Máximo and Bartola's guardianship became the subject of a legal dispute in Philadelphia later in 1852. J. M. Morris challenged Selva's account and claimed to be the siblings' lawful guardian. The dispute was settled in December, when custody of Máximo and Bartola was awarded to Morris. As part of the settlement, Morris was ordered to pay Selva $13,000.

By July 1853, Máximo and Bartola were under the guardianship of a man named Anderson. They later returned to Morris's care and continued touring throughout the United States and Europe under his management.

==Career==
Maximo and Bartola were first exhibited in the late 1840s. In 1850, they were described as being "about ten years of age" and "about eight years of age" respectively, and under the care of a Mr. Knox.

They toured Washington, D.C., and visited President Millard Fillmore at the White House. By July 1853, they were under the guardianship of a man named Anderson, and were taken to Europe to be exhibited before Queen Victoria.

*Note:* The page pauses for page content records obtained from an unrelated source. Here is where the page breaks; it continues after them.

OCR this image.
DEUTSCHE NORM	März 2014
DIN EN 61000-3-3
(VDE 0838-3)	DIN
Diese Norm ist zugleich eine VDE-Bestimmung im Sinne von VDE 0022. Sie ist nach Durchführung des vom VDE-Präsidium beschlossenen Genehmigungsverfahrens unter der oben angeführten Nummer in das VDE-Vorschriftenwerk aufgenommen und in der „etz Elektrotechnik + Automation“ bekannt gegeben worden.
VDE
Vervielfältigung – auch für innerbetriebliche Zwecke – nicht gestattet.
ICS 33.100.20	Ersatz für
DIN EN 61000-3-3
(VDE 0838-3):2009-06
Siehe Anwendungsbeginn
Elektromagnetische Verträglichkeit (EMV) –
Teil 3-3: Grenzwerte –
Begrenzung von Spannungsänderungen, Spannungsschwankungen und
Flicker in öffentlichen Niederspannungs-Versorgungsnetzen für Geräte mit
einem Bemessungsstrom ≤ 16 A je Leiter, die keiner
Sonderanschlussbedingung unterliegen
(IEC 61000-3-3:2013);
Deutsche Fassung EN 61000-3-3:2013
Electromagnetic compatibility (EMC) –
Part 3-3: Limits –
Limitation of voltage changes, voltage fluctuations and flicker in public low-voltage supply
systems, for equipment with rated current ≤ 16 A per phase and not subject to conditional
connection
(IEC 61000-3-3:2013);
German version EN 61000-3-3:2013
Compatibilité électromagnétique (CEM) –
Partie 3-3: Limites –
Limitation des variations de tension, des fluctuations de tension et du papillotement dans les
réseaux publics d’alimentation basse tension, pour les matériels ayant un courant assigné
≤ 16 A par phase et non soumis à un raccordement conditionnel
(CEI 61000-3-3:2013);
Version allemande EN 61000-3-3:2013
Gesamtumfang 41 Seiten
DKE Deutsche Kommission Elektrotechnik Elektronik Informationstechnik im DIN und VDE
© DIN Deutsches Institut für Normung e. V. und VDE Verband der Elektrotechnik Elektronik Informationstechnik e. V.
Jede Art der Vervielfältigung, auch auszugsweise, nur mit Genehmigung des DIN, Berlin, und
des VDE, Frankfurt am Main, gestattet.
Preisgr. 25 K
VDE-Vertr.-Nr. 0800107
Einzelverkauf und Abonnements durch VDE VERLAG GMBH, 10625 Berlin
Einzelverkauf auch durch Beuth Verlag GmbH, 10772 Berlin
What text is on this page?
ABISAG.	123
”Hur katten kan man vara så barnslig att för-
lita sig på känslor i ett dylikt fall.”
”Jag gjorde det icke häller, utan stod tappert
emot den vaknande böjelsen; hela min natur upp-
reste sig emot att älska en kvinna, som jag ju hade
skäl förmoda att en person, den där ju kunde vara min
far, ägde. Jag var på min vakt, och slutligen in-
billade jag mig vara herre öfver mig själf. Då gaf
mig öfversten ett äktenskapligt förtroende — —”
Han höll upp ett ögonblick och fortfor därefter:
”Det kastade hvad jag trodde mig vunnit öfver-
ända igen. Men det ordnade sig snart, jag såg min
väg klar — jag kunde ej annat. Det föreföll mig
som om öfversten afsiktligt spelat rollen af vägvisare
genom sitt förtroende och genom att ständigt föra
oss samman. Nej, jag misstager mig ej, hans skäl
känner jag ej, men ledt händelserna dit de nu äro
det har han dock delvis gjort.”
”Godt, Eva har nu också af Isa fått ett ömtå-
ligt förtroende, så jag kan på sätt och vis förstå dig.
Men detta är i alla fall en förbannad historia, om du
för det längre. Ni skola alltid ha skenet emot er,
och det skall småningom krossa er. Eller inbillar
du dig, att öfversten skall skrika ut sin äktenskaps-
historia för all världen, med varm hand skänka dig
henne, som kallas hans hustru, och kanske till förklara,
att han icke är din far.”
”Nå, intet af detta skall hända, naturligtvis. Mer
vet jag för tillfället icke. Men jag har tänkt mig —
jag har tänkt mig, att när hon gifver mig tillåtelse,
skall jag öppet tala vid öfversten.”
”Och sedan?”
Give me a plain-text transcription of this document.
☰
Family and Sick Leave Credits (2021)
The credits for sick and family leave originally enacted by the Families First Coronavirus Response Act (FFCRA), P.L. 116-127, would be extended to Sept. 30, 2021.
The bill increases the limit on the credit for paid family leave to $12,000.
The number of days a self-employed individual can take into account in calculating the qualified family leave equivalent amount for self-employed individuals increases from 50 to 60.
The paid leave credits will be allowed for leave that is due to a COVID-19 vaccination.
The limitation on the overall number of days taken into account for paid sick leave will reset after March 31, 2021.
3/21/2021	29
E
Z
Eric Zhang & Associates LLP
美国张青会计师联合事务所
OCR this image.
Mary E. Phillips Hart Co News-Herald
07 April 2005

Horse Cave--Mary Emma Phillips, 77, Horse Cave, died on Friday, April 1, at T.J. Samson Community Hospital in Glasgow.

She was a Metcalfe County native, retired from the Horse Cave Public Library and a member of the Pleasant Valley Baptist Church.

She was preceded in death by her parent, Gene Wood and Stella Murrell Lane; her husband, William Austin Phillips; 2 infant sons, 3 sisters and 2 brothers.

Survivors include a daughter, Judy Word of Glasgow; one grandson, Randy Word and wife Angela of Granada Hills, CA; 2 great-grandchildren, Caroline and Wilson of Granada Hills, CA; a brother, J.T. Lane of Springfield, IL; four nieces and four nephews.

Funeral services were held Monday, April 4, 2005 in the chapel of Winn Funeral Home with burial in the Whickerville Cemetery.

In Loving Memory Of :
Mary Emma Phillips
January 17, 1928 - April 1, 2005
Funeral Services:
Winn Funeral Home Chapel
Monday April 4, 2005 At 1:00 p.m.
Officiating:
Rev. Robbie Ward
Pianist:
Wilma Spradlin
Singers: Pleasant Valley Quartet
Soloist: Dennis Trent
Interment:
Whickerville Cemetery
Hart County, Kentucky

==Marketing and public image==

Throughout their exhibition careers, showmen promoted Máximo and Bartola as the "Aztec Children", despite their origins near Usulután, in what is now El Salvador. They constructed an elaborate fictional history claiming that the siblings had been discovered in the ruins of a lost Aztec city called Iximaya, where they were said to be the last surviving members of a vanished civilization. Although details of the story changed over time and varied between publications, the central claim remained the same: Máximo and Bartola were presented as the surviving descendants of a lost civilization rather than as Salvadoran siblings with microcephaly.

Throughout the United States and Europe, newspaper advertisements, exhibition notices, and press reports emphasized the siblings' small stature and unusual appearance in support of the fabricated narrative. Their story attracted the attention of newspapers, physicians, and naturalists, who published competing explanations of their origins.

After examining the siblings in London in 1853, biologist Richard Owen rejected claims that they belonged to a lost Aztec race and instead concluded that they were of mixed Spanish, African, and Indigenous American ancestry. Owen's conclusions generated further discussion about the siblings' origins, but exhibitors continued promoting Máximo and Bartola as the "Aztec Children".

Promoters also incorporated the siblings' personal lives into their public image. On 7 January 1867, while touring in London, Máximo and Bartola, who are identified by modern historians as siblings, legally married under the names Máximo Valdez Núñez and Bartola Velásquez. Contemporary newspapers reported the ceremony as a public spectacle.
==Death==

The circumstances of Máximo and Bartola's deaths are uncertain, and published accounts differ.

On 14 November 1867, the Daily Phoenix reported that Máximo had died three days earlier, on 11 November, while touring with Dan Castello's Circus in Charleston, South Carolina. According to the newspaper, he was buried in Magnolia Cemetery. The report did not mention Bartola or indicate whether she continued performing after Máximo's reported death.

Later historical accounts differ from the newspaper report. Robert Bogdan wrote that Máximo and Bartola continued touring together as the "Aztec Children" into the late nineteenth century.